Our study also addresses the importance of carefully phenotyping PH in CTD-PH patients in order to provide the most appropriate treatment. 5 out of 7 CTD-PH patients with post-capillary PH were on PAH targeted therapy before RHC, and discontinued the medication after. This is probably because primary hospitals lack the condition to perform RHC, and weren’t aware of the diversity of hemodynamic types of CTD-PH. Furthermore, hemodynamic classification may change over time. As shown in PHAROS cohort, 30% of SSc-PAH experienced PAWP class change during follow-up[30]. 79.3% of CpcPH patients in our cohort were treated with PAH-targeted therapy after RHC. Although some recent studies[31, 32] showed patients with CpcPH and HFpEF may benefit from phosphodiesterase type 5 inhibitor, evidence from randomized trial is still needed to determine whether PAH-targeted therapy can be applied in CpcPH. In any case, CpcPH patients should be monitored closely and regularly repeat RHC when taking PAH-specific drugs.

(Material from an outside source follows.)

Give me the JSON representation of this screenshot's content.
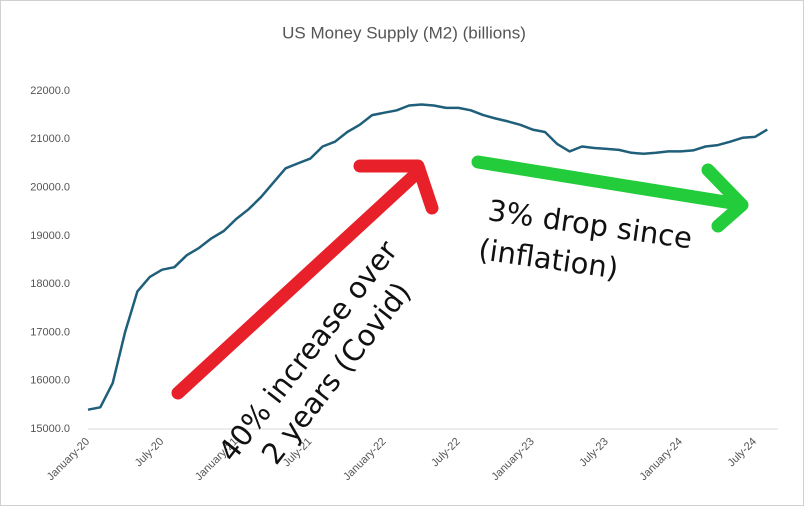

What is the best approach to distinguish the non-PAH proportion in CTD-PH patients? After ruling out patients with severe LHD (LVEF < 35%), severe lung disease (FEV1 < 60% or FVC < 70% or signs of significant interstitial lung disease in HRCT of the lungs), and CTEPH (indication of pulmonary embolism on CTPA), still 68 patients (32.9%) cannot fit criteria for pre-capillary PH. Meanwhile, different forms of PH can overlap in one single patient and complicate the case. Unfortunately, our study failed to distinguish these patients in the perspective of CTD characteristics such as inflammatory markers and autoantibodies, except for anti-RNP positivity is lower in CTD associated with WHO Group 2 PH. Thus, a full work up of echocardiography, lung function test, chest CT, CTPA or V/Q scan and most importantly RHC is still necessary when assessing CTD-PH patients.
Our study has limitations that must be acknowledged. First of all, using only TTE as the only detection method for PH may miss patients with early PH[33]. Secondly, because this is a retrospective study, missing data were unavoidable. Thirdly, not all patients are included at the diagnostic RHC and some patients have already taken PH specific therapies, which could affect the results, since hemodynamic features can change during the course of disease. Lastly, the sample size of some subgroups is small and the risk for type 2 error exists.